STERLING COMPOSITION.

At a party of noblemen of wit and genius, it was proposed to try their skill in composition, each writing a sentence on whatsoever subject he thought proper, and the decision was left to Dryden, who formed one of the company. The poet having read them all, said, "There are here abundance of fine things, and such as do honor to the noble writers, but I am under the indispensable necessity of giving the palm to my lord Dorset; and when I have read it, I am convinced your lordships will all be satisfied with my judgment—these are the inimitable words:

"'I promise to pay to John Dryden, on order, the sum of five hundred pounds.

DORSET.'"

A CARD PUN.

A butcher's boy, running against a gentleman with his tray, made him exclaim, "The deuce take the tray!" "Sir," said the lad, "the deuce can't take the tray."

A WHIMSICAL IDEA.

The late Sir Thomas Robinson was a tall, uncouth figure, and his appearance was still more grotesque, from his hunting-dress: a postilion's cap, a tight green jacket, and buckskin breeches. Being at Paris, and going in this habit to visit his sister, who was married, and settled there, he arrived when there was a large company at dinner. The servant announced M. Robinson, and he entered, to the great amazement of the guests. Among others, an Abbé thrice lifted his fork to his mouth, and thrice laid it down, with an eager stare of surprise. Unable longer to restrain his curiosity, he burst out with, "Excuse me, Sir, are you the Robinson Crusoe so famous in history?"

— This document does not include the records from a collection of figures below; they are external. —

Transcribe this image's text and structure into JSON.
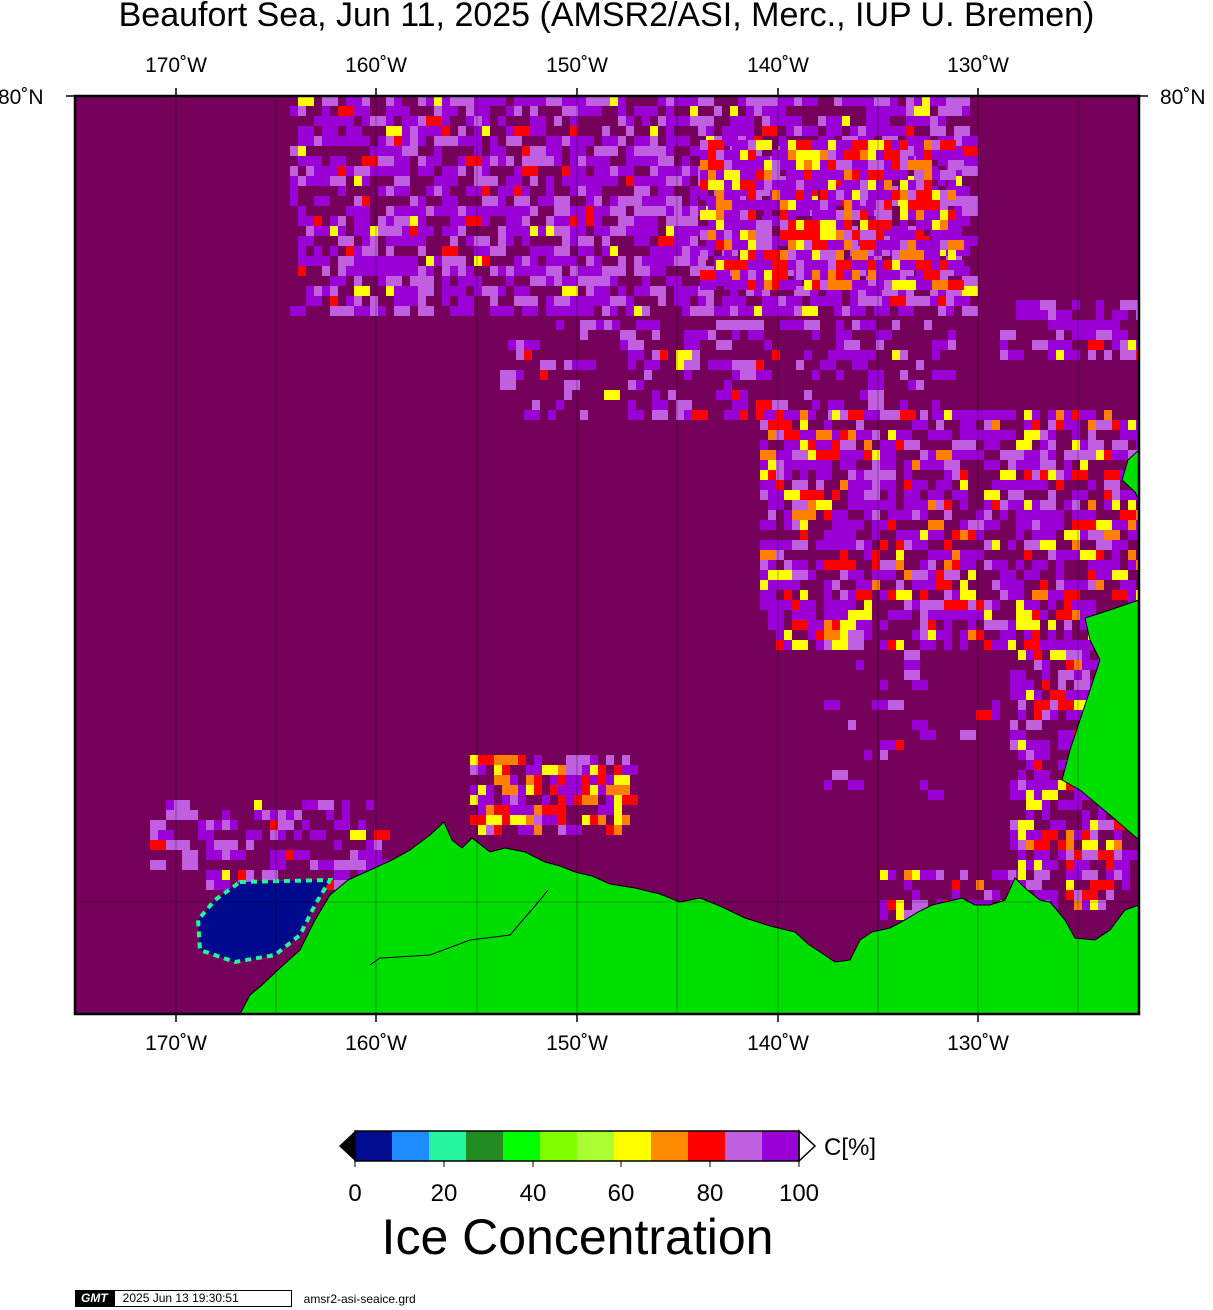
{
  "title": "Beaufort Sea, Jun 11, 2025 (AMSR2/ASI, Merc., IUP U. Bremen)",
  "map": {
    "lon_labels": [
      "170˚W",
      "160˚W",
      "150˚W",
      "140˚W",
      "130˚W"
    ],
    "lat_label_left": "80˚N",
    "lat_label_right": "80˚N",
    "colors": {
      "open_ocean_100": "#74005a",
      "ice_90_100": "#9a00d6",
      "ice_85_95": "#c060e0",
      "ice_80_90": "#ff0000",
      "ice_75_85": "#ff8000",
      "ice_70_80": "#ffff00",
      "open_water_0": "#000a8c",
      "land": "#00dd00"
    }
  },
  "colorbar": {
    "title": "Ice Concentration",
    "unit": "C[%]",
    "tick_labels": [
      "0",
      "20",
      "40",
      "60",
      "80",
      "100"
    ],
    "segments": [
      "#000c8e",
      "#1e8cff",
      "#23f5a0",
      "#228b22",
      "#00ff00",
      "#7fff00",
      "#aaff33",
      "#ffff00",
      "#ff8c00",
      "#ff0000",
      "#c060e0",
      "#9a00d6"
    ]
  },
  "footer": {
    "logo": "GMT",
    "timestamp": "2025 Jun 13 19:30:51",
    "filename": "amsr2-asi-seaice.grd"
  }
}
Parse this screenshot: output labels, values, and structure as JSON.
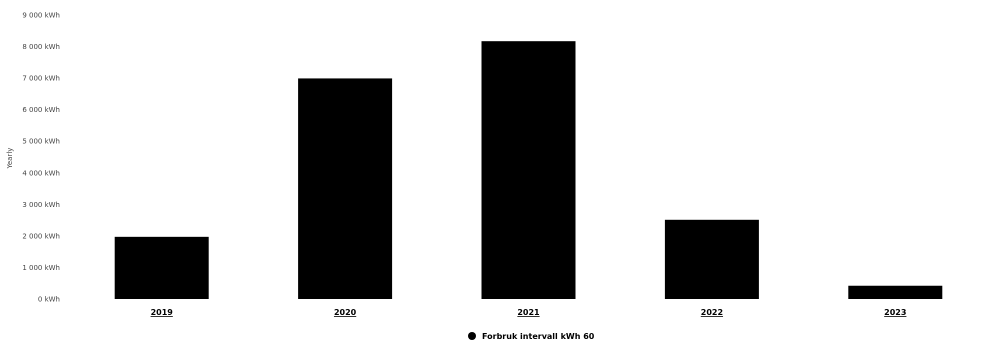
{
  "chart_data": {
    "type": "bar",
    "categories": [
      "2019",
      "2020",
      "2021",
      "2022",
      "2023"
    ],
    "series": [
      {
        "name": "Forbruk intervall kWh 60",
        "values": [
          1970,
          6990,
          8170,
          2510,
          420
        ]
      }
    ],
    "ylabel": "Yearly",
    "ylim": [
      0,
      9000
    ],
    "yticks": [
      {
        "value": 0,
        "label": "0 kWh"
      },
      {
        "value": 1000,
        "label": "1 000 kWh"
      },
      {
        "value": 2000,
        "label": "2 000 kWh"
      },
      {
        "value": 3000,
        "label": "3 000 kWh"
      },
      {
        "value": 4000,
        "label": "4 000 kWh"
      },
      {
        "value": 5000,
        "label": "5 000 kWh"
      },
      {
        "value": 6000,
        "label": "6 000 kWh"
      },
      {
        "value": 7000,
        "label": "7 000 kWh"
      },
      {
        "value": 8000,
        "label": "8 000 kWh"
      },
      {
        "value": 9000,
        "label": "9 000 kWh"
      }
    ],
    "bar_color": "#000000",
    "grid": false,
    "legend_position": "bottom-center"
  }
}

AN IRISH SOLDIER'S QUARTERS.

Two Irish soldiers being stationed in a borough in the west of England, got into a conversation respecting their quarters. "How," said the one, "are you quartered?" "Pretty well." "What part of the house do you sleep in?" "Upstairs." "In the garret, perhaps?" "The garret! no, Dennis O'Brien would never sleep in the garret." "Where then?" "Why, I know not what you call it; but if the house were turned topsy turvy, I should be in the cellar."